Ce service difficile mais dont ils n’ont jamais été las, qu’ils ont accompli ensemble, qui les réunissait, les relie à tous ceux qui leur ont succédé à chacun de leurs postes dans leurs grades, dans leurs fonctions, et ces magistrats dont la disparition nous remplit de tristesse ne sont pas vraiment morts puisque d’autres, avec la même foi, ont repris les flambeaux que leurs mains ont portés et leur ressemblent tant.

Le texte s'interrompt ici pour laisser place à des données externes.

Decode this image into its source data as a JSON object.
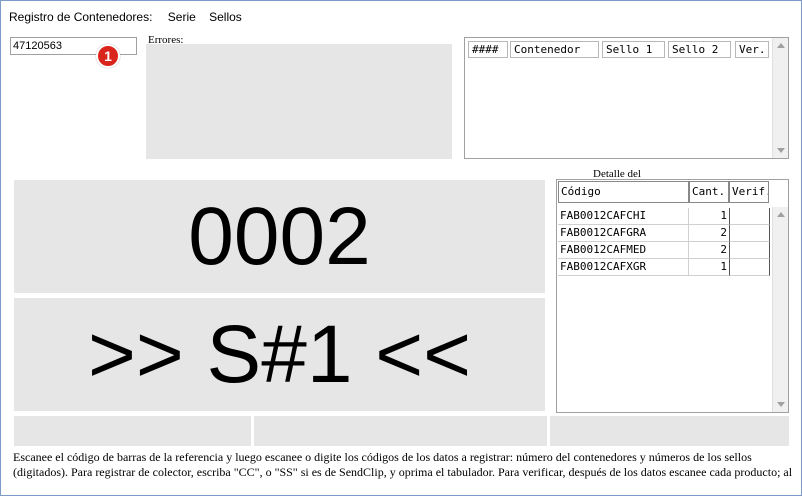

Messieurs les avocats aux Conseils,

Chaque année, l’avocat général chargé du discours d’usage se tourne vers vous en des termes qui ne changent guère et vous exprime les sentiments de la Cour qui eux, ne changent pas.

Tous, dans l’accomplissement de votre tâche indispensable vous joignez le talent à la science du Droit et à la conscience. Vous avez toujours mérité et vous méritez toujours cet hommage. Je suis heureux de répondre à la pensée de la Cour de cassation en vous disant qu’elle se félicite hautement de votre précieuse collaboration et vous renouvelle l’expression de toute sa confiance, de son estime et de sa sympathie.

Je salue l’arrivée, à la tête de votre Ordre, de monsieur le président Jolly. Il sera le digne continuateur de monsieur le président Jean Rouvière dont le dévouement est si grand, si haute la courtoisie, et que nous félicitons chaudement d’avoir rempli ses délicates fonctions avec tant de bonheur.

Je salue enfin le départ de monsieur le président Morillot qui va prendre sa retraite après une grande carrière et qui pour le vif plaisir de la Cour vient d’être promu au grade de commandeur de la Légion d’honneur.

Monsieur le premier président,

Madame,

Messieurs,

Pour monsieur le procureur général, j’ai l’honneur de requérir qu’il plaise à la Cour de recevoir le serment de monsieur le président de l’Ordre et de messieurs les avocats présents à la barre, déclarer close l’année judiciaire 1961-1962 – déclarer ouverte l’année judiciaire 1962-1963 – et me donner acte de l’accomplissement des formalités exigées par la loi.